I almost screamed when an obviously deaf and blind driver in a Ford Mondeo decided to pull out in front of me. What I shouted at him was fortunately lost in the sound of my siren.
“The bad news,” said Ash, “is she’s coming toward me.”
I told him to run.
“Too late,” he said.
I heard a hiss, a yell, and the distinctive noise a mobile phone makes when it’s hurled against a hard surface and breaks.
I did half a bootleg turn into Glasshouse Street, which I swear got me applause from the pedestrians and a startled yelp from Toby as he slammed into the passenger door. There was a reason the Jaguar Mk II was the favored getaway car for blaggers and the Flying Squad, and Nightingale’s Jag had definitely been modified for pursuit.
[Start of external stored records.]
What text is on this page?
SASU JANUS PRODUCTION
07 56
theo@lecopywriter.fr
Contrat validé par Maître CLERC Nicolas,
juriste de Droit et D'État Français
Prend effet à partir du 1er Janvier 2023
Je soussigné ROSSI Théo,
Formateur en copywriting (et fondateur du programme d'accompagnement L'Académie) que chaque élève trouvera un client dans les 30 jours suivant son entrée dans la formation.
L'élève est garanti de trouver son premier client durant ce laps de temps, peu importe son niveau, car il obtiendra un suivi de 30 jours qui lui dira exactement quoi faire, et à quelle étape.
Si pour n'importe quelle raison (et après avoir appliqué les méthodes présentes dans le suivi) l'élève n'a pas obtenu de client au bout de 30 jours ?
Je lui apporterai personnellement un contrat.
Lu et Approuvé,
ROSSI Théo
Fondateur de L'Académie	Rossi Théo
Which is why once her backside had stopped swinging I could put my foot down and be doing sixty before I was level with the Leicester Arms on the corner.
Then what I thought was the reflection of our spinner turned out to be the emergency lights on an ambulance and we all learned just how good the upgraded four-wheel disk brakes really were — the answer being good enough. If there’d been one installed I’d have been eating the air bag. Instead I had a savage bruise across my chest from the seat belt, but I didn’t even notice that until later because I was out the door and running across the junction and up Sherwood Street fast enough to keep pace with the ambulance. It stopped, I didn’t.